I am a guitar player who sings and writes and has a sarcastic sense of humor. Throughout my 100 or so years of playing I haven’t been able to lock in on a style that fits neatly into a specific category. If I have to classify it my music is defiantly Blues Americana, Roots, singer/songwriter, blue jazz, contemporary folk with a little Hendrix.

I grew up in a family with six sisters and two bothers. With eleven people in a small four bedroom, one and half bath house there were a lot of musical influences You might ask yourself ‘self’ how did a white girl from Atlantic City, NJ learn the blues?

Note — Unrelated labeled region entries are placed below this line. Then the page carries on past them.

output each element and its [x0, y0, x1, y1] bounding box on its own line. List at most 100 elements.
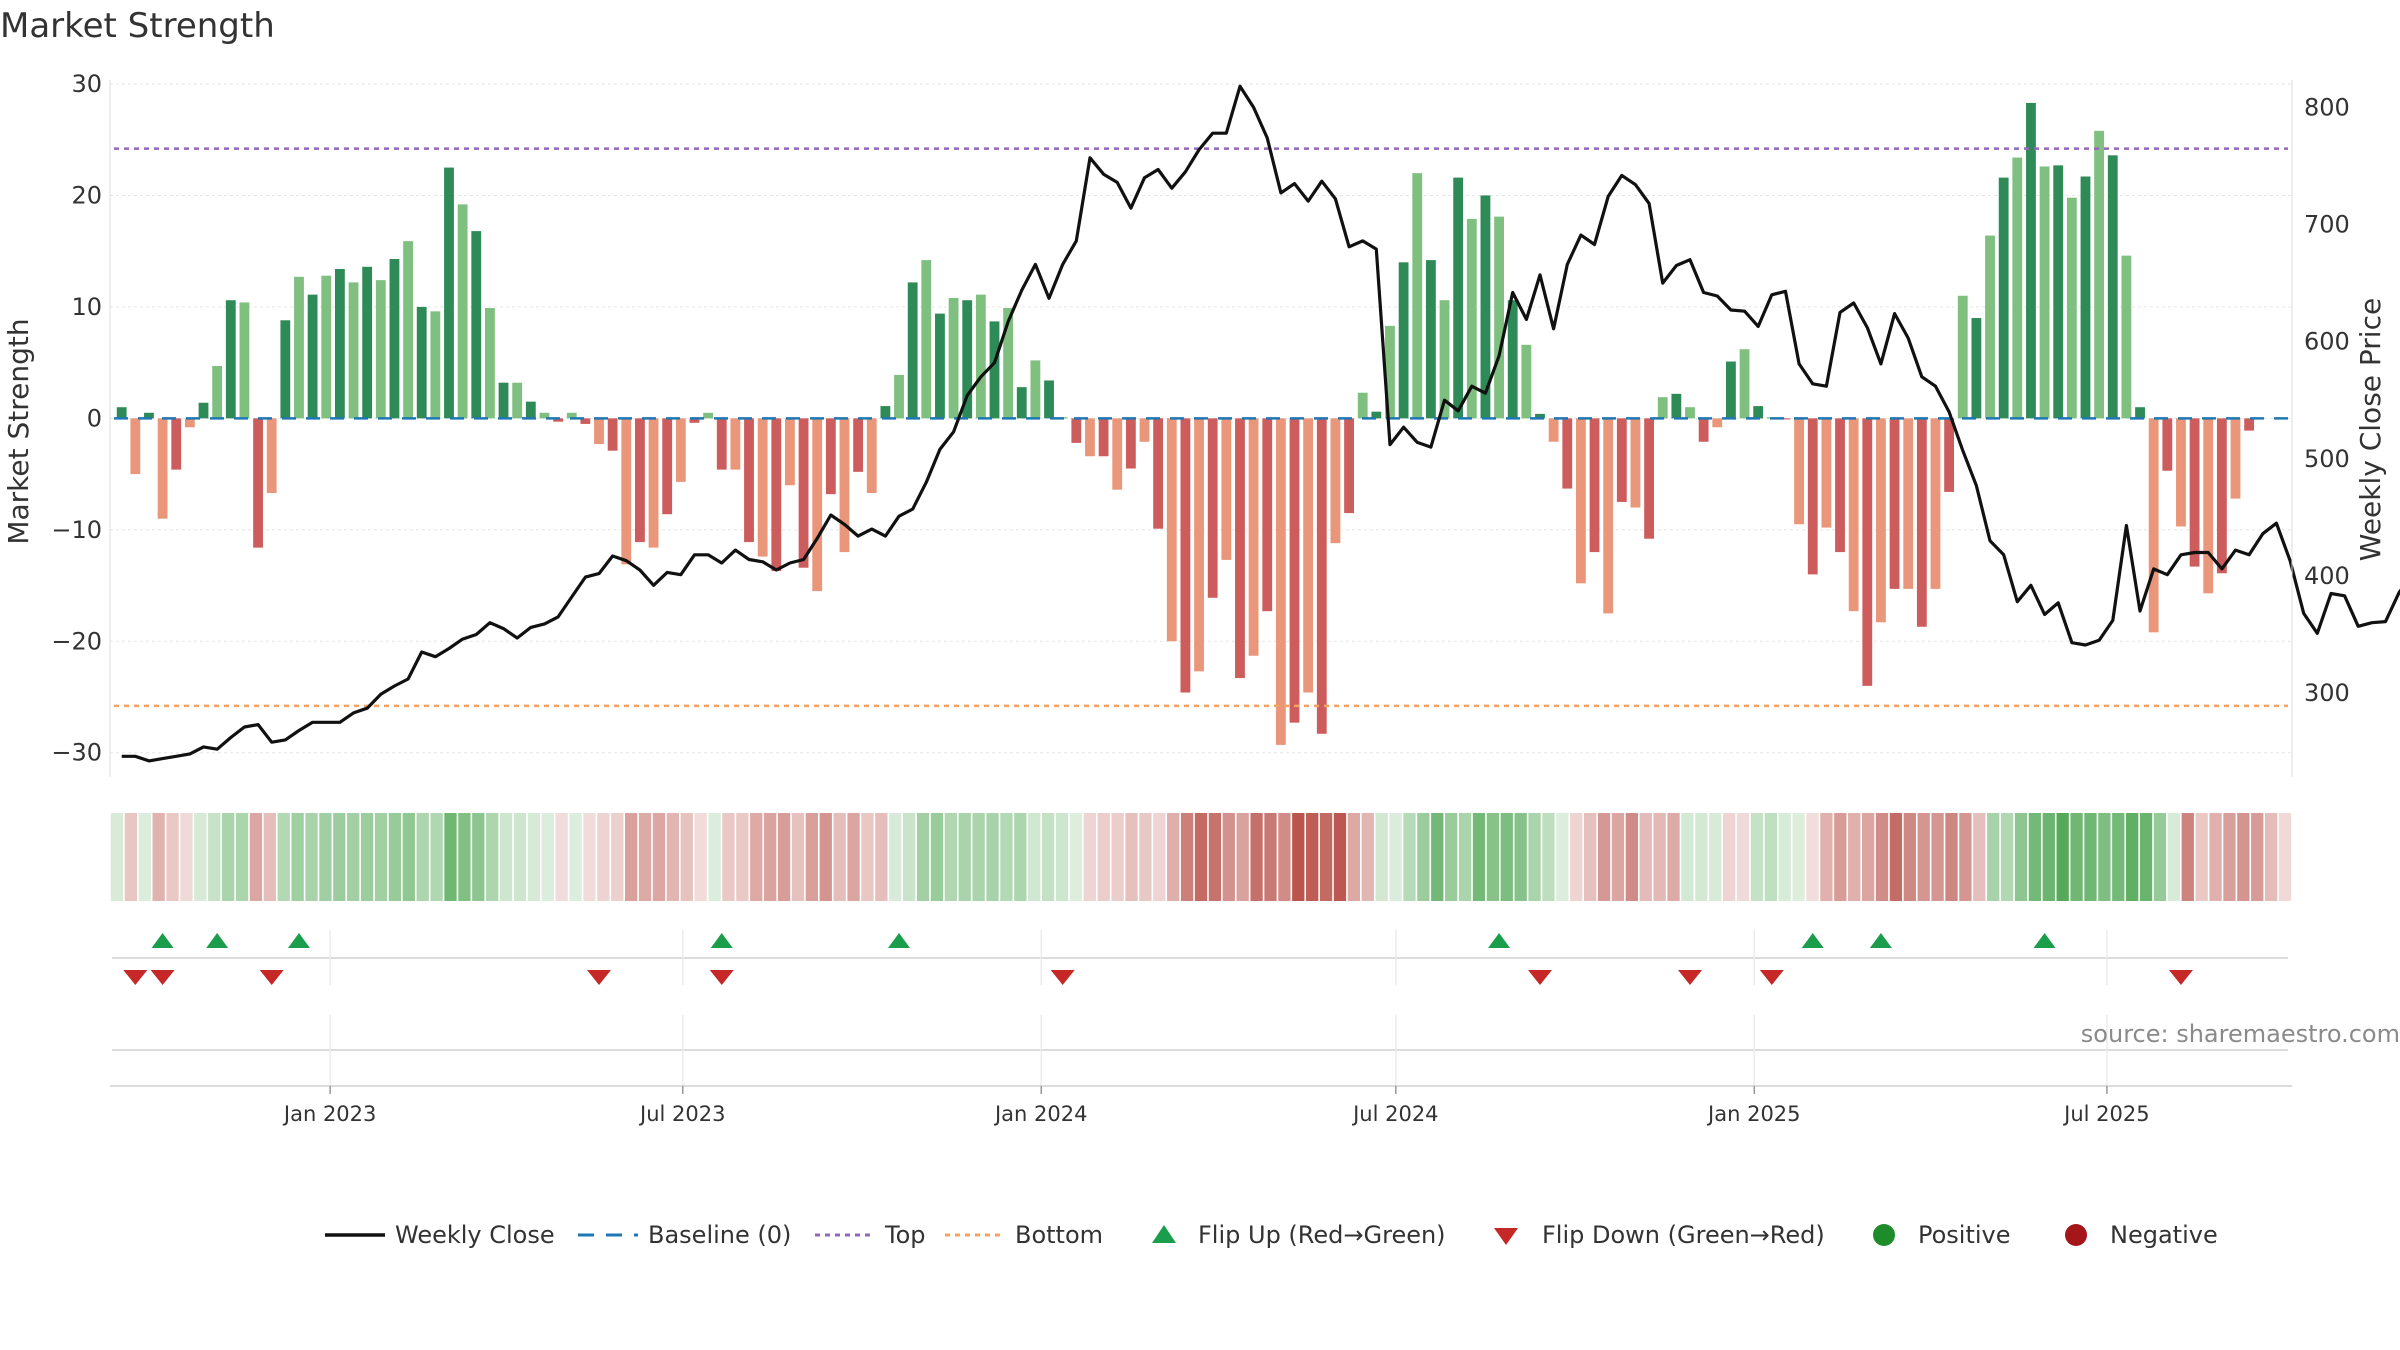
strength-bar	[757, 418, 768, 557]
strength-bar	[294, 276, 304, 419]
strength-bar	[184, 418, 195, 428]
strength-bar	[1071, 418, 1082, 443]
strip-cell	[1180, 813, 1194, 901]
strength-bar	[607, 418, 618, 451]
y2-tick-label: 300	[2304, 679, 2350, 707]
strength-bar	[130, 418, 141, 475]
strip-cell	[1375, 813, 1388, 901]
legend-swatch-flip-down	[1494, 1228, 1518, 1245]
strip-cell	[1278, 813, 1291, 901]
strength-bar	[2148, 418, 2159, 633]
strength-bar	[716, 418, 727, 470]
strength-bar	[198, 402, 209, 419]
strip-cell	[2167, 813, 2181, 901]
strip-cell	[1834, 813, 1847, 901]
strip-cell	[916, 813, 930, 901]
strength-bar	[1753, 406, 1764, 419]
legend-label: Top	[884, 1221, 926, 1249]
strength-bar	[566, 412, 577, 419]
strength-bar	[1016, 387, 1027, 419]
flip-up-marker	[1869, 933, 1892, 948]
strip-cell	[1709, 813, 1722, 901]
strip-cell	[333, 813, 346, 901]
strength-bar	[1575, 418, 1586, 584]
strip-cell	[1987, 813, 2000, 901]
strip-cell	[1041, 813, 1055, 901]
strip-cell	[1333, 813, 1347, 901]
strip-cell	[1125, 813, 1138, 901]
y-tick-label: 30	[71, 70, 102, 98]
strength-bar	[839, 418, 850, 553]
strip-cell	[402, 813, 415, 901]
y-tick-label: 10	[71, 293, 102, 321]
strength-bar	[2203, 418, 2214, 594]
strip-cell	[708, 813, 721, 901]
strip-cell	[1139, 813, 1152, 901]
strength-bar	[2026, 102, 2036, 419]
legend-label: Flip Down (Green→Red)	[1542, 1221, 1825, 1249]
strength-bar	[2039, 166, 2050, 419]
strength-bar	[430, 311, 441, 419]
strength-bar	[1835, 418, 1845, 553]
strip-cell	[2181, 813, 2194, 901]
y2-tick-label: 700	[2304, 211, 2350, 239]
strip-cell	[1597, 813, 1611, 901]
strength-bar	[116, 407, 127, 419]
y-tick-label: −10	[51, 516, 102, 544]
flip-up-marker	[2033, 933, 2056, 948]
strip-cell	[1361, 813, 1374, 901]
flip-down-marker	[1050, 970, 1075, 985]
strength-bar	[2230, 418, 2241, 499]
strength-bar	[1562, 418, 1573, 489]
strength-bar	[1916, 418, 1927, 627]
strip-cell	[1806, 813, 1819, 901]
strength-bar	[1344, 418, 1354, 514]
strength-bar	[1589, 418, 1600, 553]
strength-bar	[1330, 418, 1341, 544]
strength-bar	[812, 418, 823, 592]
x-tick-label: Jul 2025	[2062, 1102, 2149, 1126]
strength-bar	[1726, 361, 1736, 419]
strip-cell	[1403, 813, 1416, 901]
strength-bar	[1903, 418, 1914, 589]
strip-cell	[1097, 813, 1110, 901]
strength-bar	[1425, 260, 1436, 419]
strip-cell	[2000, 813, 2014, 901]
legend-item: Bottom	[945, 1221, 1103, 1249]
strength-bar	[2244, 418, 2255, 431]
strength-bar	[2135, 407, 2145, 419]
strip-cell	[152, 813, 165, 901]
strip-cell	[1556, 813, 1569, 901]
strength-bar	[894, 374, 904, 419]
x-tick-label: Jan 2023	[282, 1102, 377, 1126]
strip-cell	[1000, 813, 1013, 901]
strip-cell	[1222, 813, 1235, 901]
strip-cell	[541, 813, 554, 901]
strip-cell	[416, 813, 429, 901]
strength-bar	[321, 275, 332, 419]
strength-bar	[866, 418, 877, 494]
strength-bar	[1794, 418, 1805, 525]
strip-cell	[1681, 813, 1694, 901]
strength-bar	[1439, 300, 1450, 419]
strip-cell	[388, 813, 402, 901]
strip-cell	[374, 813, 388, 901]
strip-cell	[736, 813, 749, 901]
strip-cell	[291, 813, 304, 901]
strip-cell	[166, 813, 179, 901]
strength-bar	[1207, 418, 1218, 598]
strength-bar	[771, 418, 782, 572]
strength-bar	[2012, 157, 2023, 419]
strength-bar	[2121, 255, 2132, 419]
strength-bar	[539, 412, 550, 419]
strip-cell	[124, 813, 137, 901]
strength-bar	[498, 382, 509, 419]
strip-cell	[1264, 813, 1277, 901]
strip-cell	[1973, 813, 1986, 901]
strip-cell	[1917, 813, 1930, 901]
strip-cell	[360, 813, 374, 901]
strength-bar	[484, 308, 495, 419]
strength-bar	[1453, 177, 1464, 419]
strength-bar	[1657, 397, 1668, 419]
strength-bar	[2107, 155, 2118, 419]
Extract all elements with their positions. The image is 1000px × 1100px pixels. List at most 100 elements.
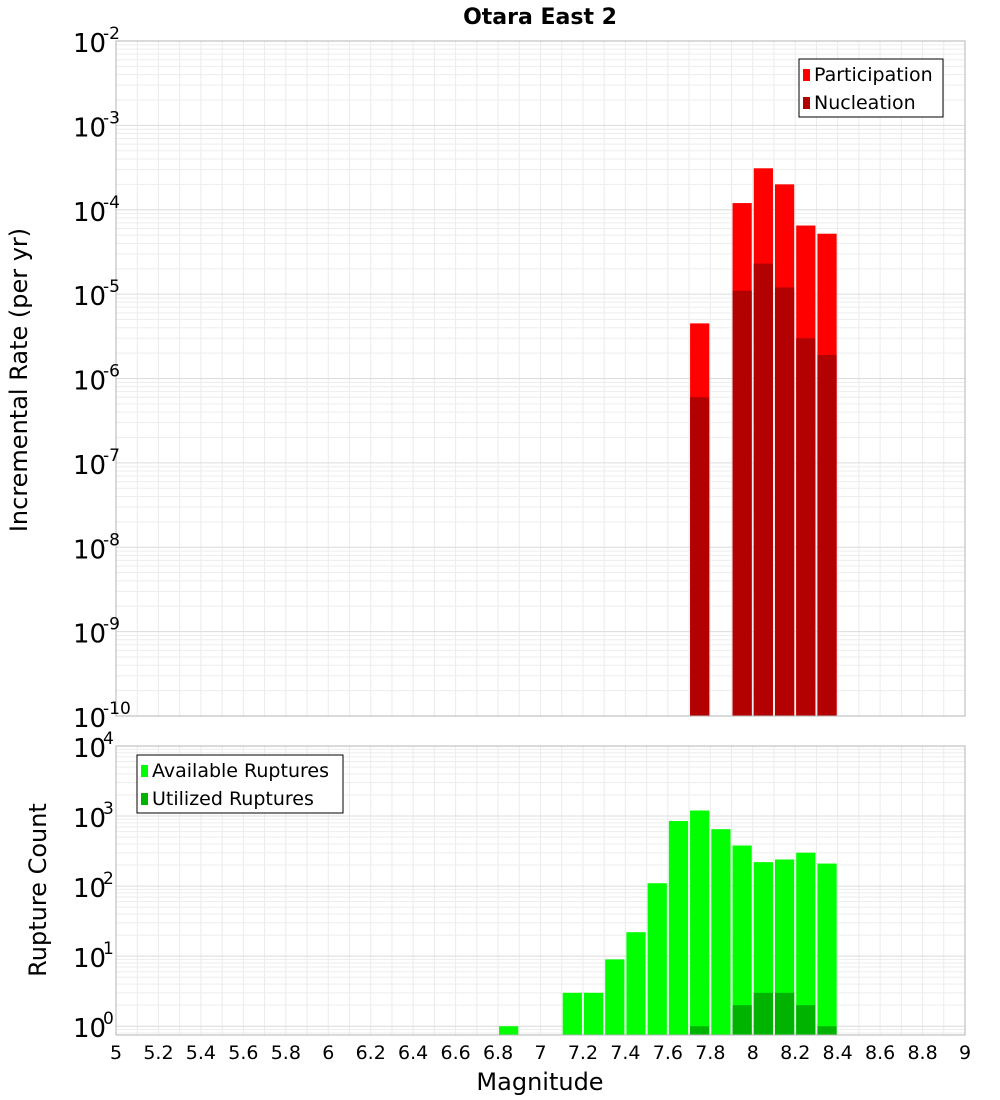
bar-available-ruptures [817,863,837,1035]
y-tick-exponent: -3 [103,108,120,128]
y-tick-base: 10 [73,113,106,143]
x-tick-label: 6.2 [356,1042,386,1064]
x-tick-label: 7 [534,1042,546,1064]
y-tick-base: 10 [73,620,106,650]
bar-utilized-ruptures [690,1026,710,1035]
x-tick-labels: 5 5.2 5.4 5.6 5.8 6 6.2 6.4 6.6 6.8 7 7.2 7.4 7.6 7.8 8… [110,1042,971,1064]
x-tick-label: 8.4 [823,1042,853,1064]
bar-utilized-ruptures [732,1005,752,1035]
y-tick-base: 10 [73,451,106,481]
bar-available-ruptures [774,859,795,1035]
bar-utilized-ruptures [753,992,773,1035]
top-legend: Participation Nucleation [798,58,944,118]
legend-swatch [141,765,148,777]
y-tick-label: 104 [73,729,114,764]
y-tick-exponent: -9 [103,615,120,635]
x-tick-label: 6.8 [483,1042,513,1064]
y-tick-label: 10-9 [73,615,120,650]
y-tick-exponent: -2 [103,24,120,44]
y-tick-base: 10 [73,282,106,312]
y-tick-exponent: 0 [103,1009,114,1029]
x-tick-label: 6 [322,1042,334,1064]
bar-available-ruptures [583,992,604,1035]
y-tick-base: 10 [73,367,106,397]
x-tick-label: 8 [747,1042,759,1064]
bar-nucleation [774,287,795,716]
y-tick-label: 101 [73,939,114,974]
y-tick-exponent: 4 [103,729,114,749]
y-tick-base: 10 [73,704,106,734]
y-tick-base: 10 [73,198,106,228]
x-tick-label: 7.6 [653,1042,683,1064]
bar-nucleation [753,263,773,716]
legend-box [798,58,944,118]
y-tick-label: 102 [73,869,114,904]
y-tick-label: 10-7 [73,446,120,481]
y-tick-exponent: -7 [103,446,120,466]
top-panel: Otara East 2 10-1010-910-810-710-610-510… [5,5,966,734]
bottom-plot-border [115,745,966,1036]
y-tick-exponent: 3 [103,799,114,819]
x-tick-label: 6.4 [398,1042,428,1064]
bar-available-ruptures [562,992,582,1035]
y-tick-exponent: -5 [103,277,120,297]
bar-utilized-ruptures [774,992,795,1035]
bottom-y-axis-label: Rupture Count [24,803,52,977]
y-tick-base: 10 [73,535,106,565]
y-tick-base: 10 [73,804,106,834]
bar-nucleation [732,290,752,716]
bar-available-ruptures [626,932,646,1035]
y-tick-base: 10 [73,874,106,904]
x-tick-label: 5.2 [143,1042,173,1064]
bottom-grid [115,746,966,1035]
legend-box [136,754,344,814]
bar-available-ruptures [753,862,773,1035]
bar-available-ruptures [499,1026,519,1035]
bar-available-ruptures [711,829,731,1035]
bar-available-ruptures [605,959,625,1035]
legend-label: Utilized Ruptures [152,788,314,810]
x-tick-label: 5.4 [186,1042,216,1064]
x-tick-label: 5 [110,1042,122,1064]
y-tick-exponent: -6 [103,362,120,382]
top-grid [115,41,966,717]
legend-swatch [141,793,148,805]
y-tick-label: 10-2 [73,24,120,59]
bar-utilized-ruptures [817,1026,837,1035]
top-bars [690,168,837,717]
legend-label: Available Ruptures [152,760,329,782]
top-y-axis-label: Incremental Rate (per yr) [5,228,33,532]
y-tick-exponent: 2 [103,869,114,889]
x-axis-label: Magnitude [476,1068,603,1096]
x-tick-label: 7.4 [610,1042,640,1064]
bar-nucleation [796,338,816,716]
y-tick-exponent: -10 [103,699,131,719]
legend-swatch [803,97,810,109]
y-tick-base: 10 [73,944,106,974]
bar-available-ruptures [668,821,689,1035]
x-tick-label: 7.8 [695,1042,725,1064]
y-tick-label: 10-8 [73,530,120,565]
y-tick-base: 10 [73,1014,106,1044]
y-tick-exponent: 1 [103,939,114,959]
y-tick-exponent: -8 [103,530,120,550]
x-tick-label: 6.6 [440,1042,470,1064]
y-tick-label: 10-6 [73,362,120,397]
y-tick-label: 10-10 [73,699,131,734]
x-tick-label: 7.2 [568,1042,598,1064]
bar-nucleation [690,397,710,716]
y-tick-label: 100 [73,1009,114,1044]
bar-available-ruptures [732,845,752,1035]
y-tick-label: 10-5 [73,277,120,312]
bar-utilized-ruptures [796,1005,816,1035]
chart-title: Otara East 2 [463,5,617,30]
legend-swatch [803,69,810,81]
top-plot-border [115,40,966,717]
legend-label: Participation [814,64,933,86]
bottom-legend: Available Ruptures Utilized Ruptures [136,754,344,814]
legend-label: Nucleation [814,92,916,114]
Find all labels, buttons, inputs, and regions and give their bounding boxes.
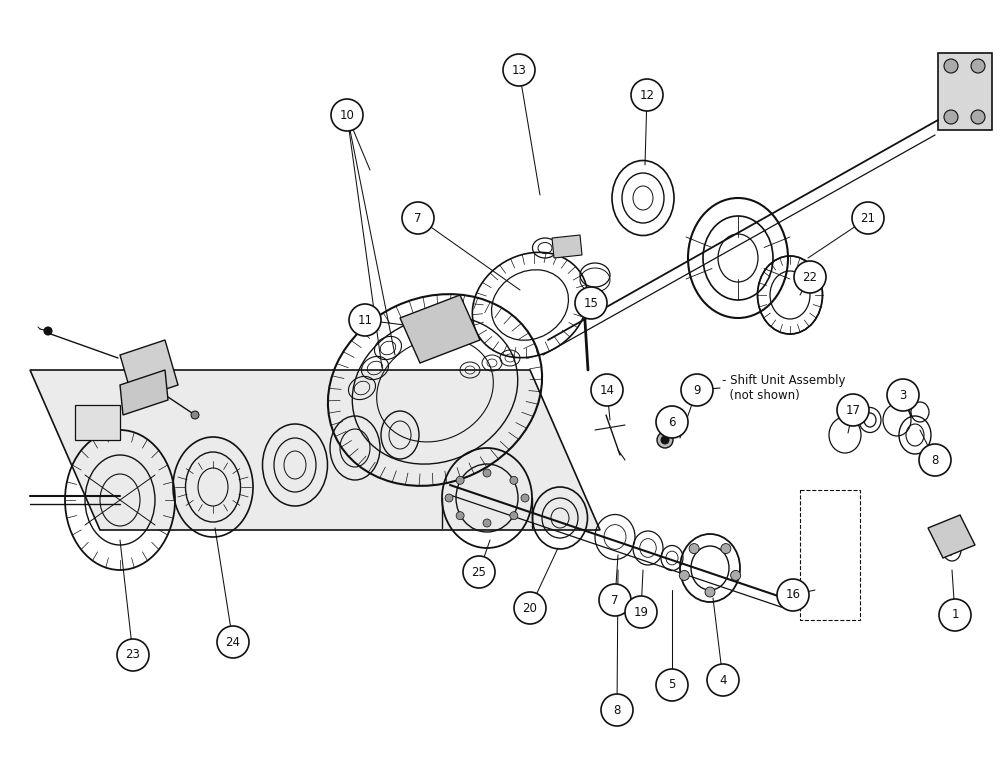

The answer is “white flight”. When I was about ten years old my perfect little white neighborhood went from 100% white to 99% Black. My family was the only family that refused to relocate. One of my new neighbors was a guy name Mr. Mac from Durham NC. He was a huge black man with a huge heart and a strong love for family, church and blues music. On my way to the bus stop for my guitar lesson on Saturday mornings I would pass by Mr. Mac’s house. He would be working in his yard or washing his car and always listening to music a boom box. With my little guitar in the red and black plaid bag I would walk by and he would yell over to me “Ruthie go learn a blues song for me”. I had no idea what he was talking about. When I asked my guitar teacher what a blues song was he said it was Johnnie B. Goode slowed down. So I slowed it way down and played it for Mr Mac. He said yes “deep down Louisiana close to New Orleans” now that’s the blues alright but you need to hear a few more. He had a milk crate full of albums. I went through all of them studying every picture. Memphis Minnie holding a guitar, Big Mama Thornton ‘The Original Hound Dog’, Hound Dog Taylor with six fingers. He played cassette after cassette of blues, jazz, R&B, even Hank Williams, the Allman Brothers, Janis Joplin and Jimi Hendrix. I was intrigued, hooked and scared at the same time and I still am.